A strange laugh, part heartbreak, part dark emotion I cannot interpret at all, escapes her. “That was some hell of a greeting, Sonny. I think you scared my daughter out of a year’s growth.”
“Your daughter?”
Kafari reaches out to the young woman with her. “This is Yalena,” she says softly. “My little girl. She… came home to kill you.”
“If you wish to destroy me, Kafari, you have that power.” I flash the Command Destruct Code onto my forward datascreeen. “You have only to speak.”
Long, frightening seconds tick past. “I think,” she says softly, “that for now, silence is the best answer.” She moves slowly toward the command chair. “I really don’t know how to use this. Maybe we should call somebody who does?”
I do not understand her meaning until she places a call. “Black Dog, this is Red Dog. Are you there?”
A voice I know responds. “This is Black Dog. Have you taken off your helmet, Red Dog?” Simon’s voice is puzzled, alarmed.
I realize, then, that Kafari’s battle helmet functioned as more than just communications and command gear. It altered her voice and disguised her ge
nder, allowing her to assume the persona of Commodore Oroton, a brilliant ploy for diverting suspicion away from her true identity. I should not be surprised. This is the same woman who once killed a barn full of heavily armed Deng infantry with a hive of angry bees.
“Yes, I have,” Kafari says. “There’s someone here with me, Simon. I think he’d like to say something to you.” She looks into the video lens at the front of my Command Compartment, leaving the moment open for me to use as I will.
“Simon? This is Unit SOL-0045, requesting permission to file VSR.”
The voice that commanded me on the killing fields of Etaine speaks like an echo from the past, disbelieving. “Sonny?”
“Yes, Simon?”
“What in the hell is going on, out there?”
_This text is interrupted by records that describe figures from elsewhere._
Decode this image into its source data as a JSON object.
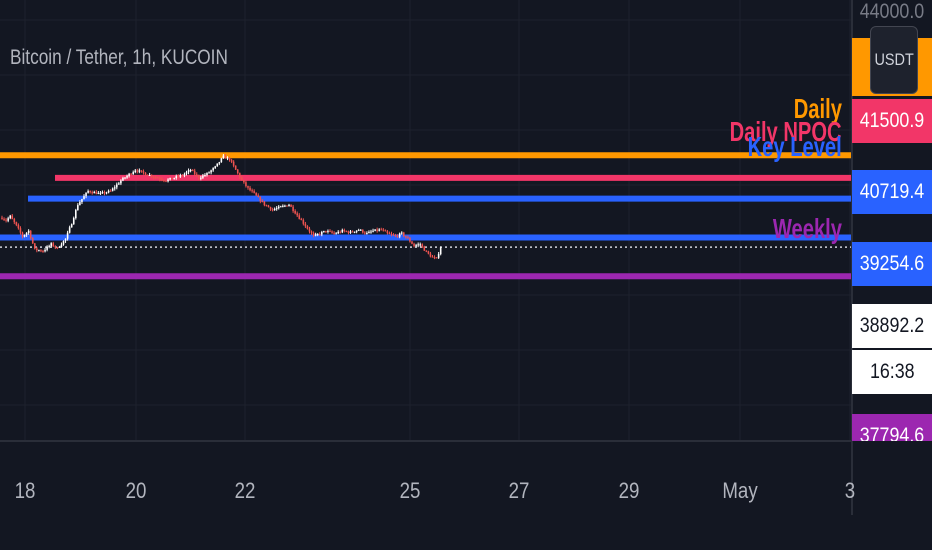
{
  "header": {
    "symbol_title": "Bitcoin / Tether, 1h, KUCOIN"
  },
  "price_axis": {
    "currency": "USDT",
    "top_tick": "44000.0",
    "tags": [
      {
        "label": "41500.9",
        "bg": "#f23668",
        "fg": "#ffffff"
      },
      {
        "label": "40719.4",
        "bg": "#2962ff",
        "fg": "#ffffff"
      },
      {
        "label": "39254.6",
        "bg": "#2962ff",
        "fg": "#ffffff"
      },
      {
        "label": "38892.2",
        "bg": "#ffffff",
        "fg": "#131722"
      },
      {
        "label": "16:38",
        "bg": "#ffffff",
        "fg": "#131722"
      }
    ],
    "bottom_tag": {
      "label": "37794.6",
      "bg": "#9c27b0",
      "fg": "#ffffff"
    }
  },
  "time_axis": {
    "ticks": [
      "18",
      "20",
      "22",
      "25",
      "27",
      "29",
      "May",
      "3"
    ]
  },
  "colors": {
    "up": "#ffffff",
    "down": "#ef5350",
    "background": "#131722",
    "grid": "#1e222d"
  },
  "chart_data": {
    "type": "candlestick",
    "title": "Bitcoin / Tether, 1h, KUCOIN",
    "x_range": [
      "Apr 17",
      "May 3"
    ],
    "y_range": [
      37500,
      44000
    ],
    "current_price": 38892.2,
    "levels": [
      {
        "name": "Daily",
        "price": 42350.0,
        "color": "#ff9800"
      },
      {
        "name": "Daily NPOC",
        "price": 41500.9,
        "color": "#f23668"
      },
      {
        "name": "Key Level",
        "price": 40719.4,
        "color": "#2962ff"
      },
      {
        "name": "",
        "price": 39254.6,
        "color": "#2962ff"
      },
      {
        "name": "Weekly",
        "price": 37794.6,
        "color": "#9c27b0"
      }
    ],
    "path": [
      [
        0,
        40000
      ],
      [
        2,
        39900
      ],
      [
        4,
        40050
      ],
      [
        7,
        39700
      ],
      [
        10,
        39300
      ],
      [
        13,
        39500
      ],
      [
        16,
        38800
      ],
      [
        20,
        38750
      ],
      [
        24,
        39000
      ],
      [
        27,
        38850
      ],
      [
        31,
        39200
      ],
      [
        34,
        39800
      ],
      [
        37,
        40500
      ],
      [
        42,
        41000
      ],
      [
        48,
        40900
      ],
      [
        53,
        41000
      ],
      [
        58,
        41400
      ],
      [
        65,
        41800
      ],
      [
        72,
        41600
      ],
      [
        80,
        41400
      ],
      [
        88,
        41600
      ],
      [
        92,
        41800
      ],
      [
        96,
        41500
      ],
      [
        100,
        41650
      ],
      [
        104,
        41900
      ],
      [
        108,
        42300
      ],
      [
        111,
        42200
      ],
      [
        114,
        41800
      ],
      [
        117,
        41400
      ],
      [
        120,
        41100
      ],
      [
        123,
        40900
      ],
      [
        128,
        40500
      ],
      [
        132,
        40300
      ],
      [
        136,
        40400
      ],
      [
        140,
        40500
      ],
      [
        143,
        40200
      ],
      [
        146,
        39900
      ],
      [
        149,
        39600
      ],
      [
        152,
        39300
      ],
      [
        155,
        39400
      ],
      [
        158,
        39500
      ],
      [
        162,
        39400
      ],
      [
        166,
        39500
      ],
      [
        170,
        39450
      ],
      [
        174,
        39550
      ],
      [
        178,
        39400
      ],
      [
        181,
        39500
      ],
      [
        185,
        39550
      ],
      [
        188,
        39400
      ],
      [
        192,
        39300
      ],
      [
        195,
        39400
      ],
      [
        198,
        39200
      ],
      [
        201,
        38950
      ],
      [
        204,
        39000
      ],
      [
        207,
        38700
      ],
      [
        210,
        38500
      ],
      [
        212,
        38450
      ],
      [
        214,
        38892
      ]
    ]
  }
}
“I have surrendered to Commodore Oroton — to Kafari,” I correct myself. “May I file VSR?”
Simon’s long pause is more than understandable. He finally speaks. “Yes, Sonny. You may file VSR.”
“Thank you, Simon.” I transmit all that I have learned. All that I have done — and failed to do — and hope to do, including my plans for destroying those responsible for the evil that has been done on this world. It is cathartic, this prolonged and overdue confession. At the end of my report, there is only silence. I wait. For absolution. For condemnation. For some answer that will either make or break me. I can do nothing else.
“Sonny,” my beloved Commander finally speaks, “it is good to have you back, my friend. Your idea sounds great to me. Permission granted.”
A fierce and radiant joy ignites in my personality gestalt center and spreads out through every molecule of my flintsteel soul. My long darkness has come to an end, at last. I engage drive engines, backing and turning my warhull around to face the true enemy, which will shortly know my fullest wrath. I engage drive engines and move forward, no longer paralyzed.
I am going into town to smite some Philistines.